M4: (Interrupting) Yes that is true, transparency must be there, but apart from that, you know these companies avail of the subsidies and then just shift to another state at times
Me: Sir the companies would only stay in a state if there are some conditions met, the states cannot solely rely on subsidies. First, there should be demand for the products in the area, so the state has to focus on increasing per capita incomes and purchasing powers with the aid of rural development. Secondly, the infrastructure in the state must be promoted so that supply costs are lowered. So it has to be a broad strategy and industries would then thrive in the area.
Then he gave me an example of T-series which changed its ownership structure to continue availing subsidies. Soon as I started commenting on it he said he dint mean the particular case only. This was weird. He then suddenly changed the topic.
M4: Do you know about Gandhian economics?

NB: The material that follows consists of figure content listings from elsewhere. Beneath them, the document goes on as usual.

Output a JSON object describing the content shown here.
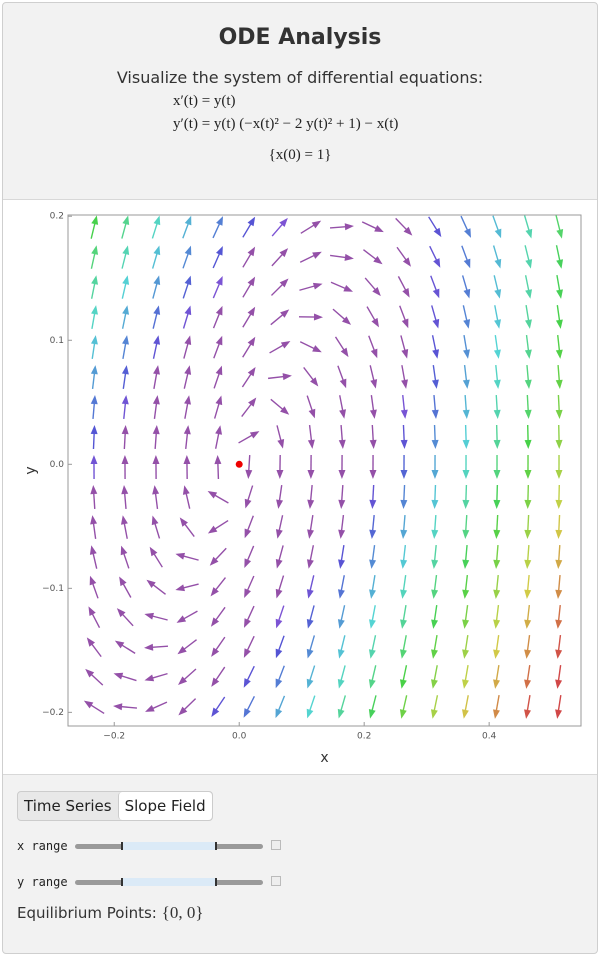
{
  "header": {
    "title": "ODE Analysis",
    "subtitle": "Visualize the system of differential equations:",
    "equations": [
      "x′(t) = y(t)",
      "y′(t) = y(t) (−x(t)² − 2 y(t)² + 1) − x(t)",
      "{x(0) = 1}"
    ]
  },
  "chart_data": {
    "type": "vector-field",
    "xlabel": "x",
    "ylabel": "y",
    "xlim": [
      -0.274,
      0.547
    ],
    "ylim": [
      -0.211,
      0.201
    ],
    "xticks": [
      {
        "value": -0.2,
        "label": "−0.2"
      },
      {
        "value": 0,
        "label": "0.0"
      },
      0.2,
      0.4
    ],
    "yticks": [
      {
        "value": -0.2,
        "label": "−0.2"
      },
      {
        "value": -0.1,
        "label": "−0.1"
      },
      {
        "value": 0,
        "label": "0.0"
      },
      0.1,
      0.2
    ]
  },
  "controls": {
    "tabs": [
      "Time Series",
      "Slope Field"
    ],
    "sliders": [
      "x range",
      "y range"
    ],
    "equilibrium_label": "Equilibrium Points:",
    "equilibrium_value": "{0, 0}"
  }
}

Me: Yes sir. Gandhian economics envisages villages as self-sufficient republics where all the basic needs of the people are met indigenously.
M4: What is the relevance of the charkha, is it a tool or a symbol…what is it?
Me: Sir the charkha is a tool as well as a symbol. It was the symbol of the swadeshi movement when foreign goods were boycotted. It is also meant to be a tool for self-sufficiency as cloth can be weaved locally.
M4: Do you think Gandhian economics is relevant today?
Me: Sir in today’s globalizing world, we have to move beyond it. Although Gandhian economics is still relevant because even today the basic needs of the people are not met in our country and there are problems like malnutrition in our villages. In that regard Gandhian economics is relevant as we need to move towards a situation where the villages are self-sufficient with regard to the basic needs. However, we need to move beyond it in terms of development.
M4 looks like he’ll say something but the Chairman suddenly says “Thank You”.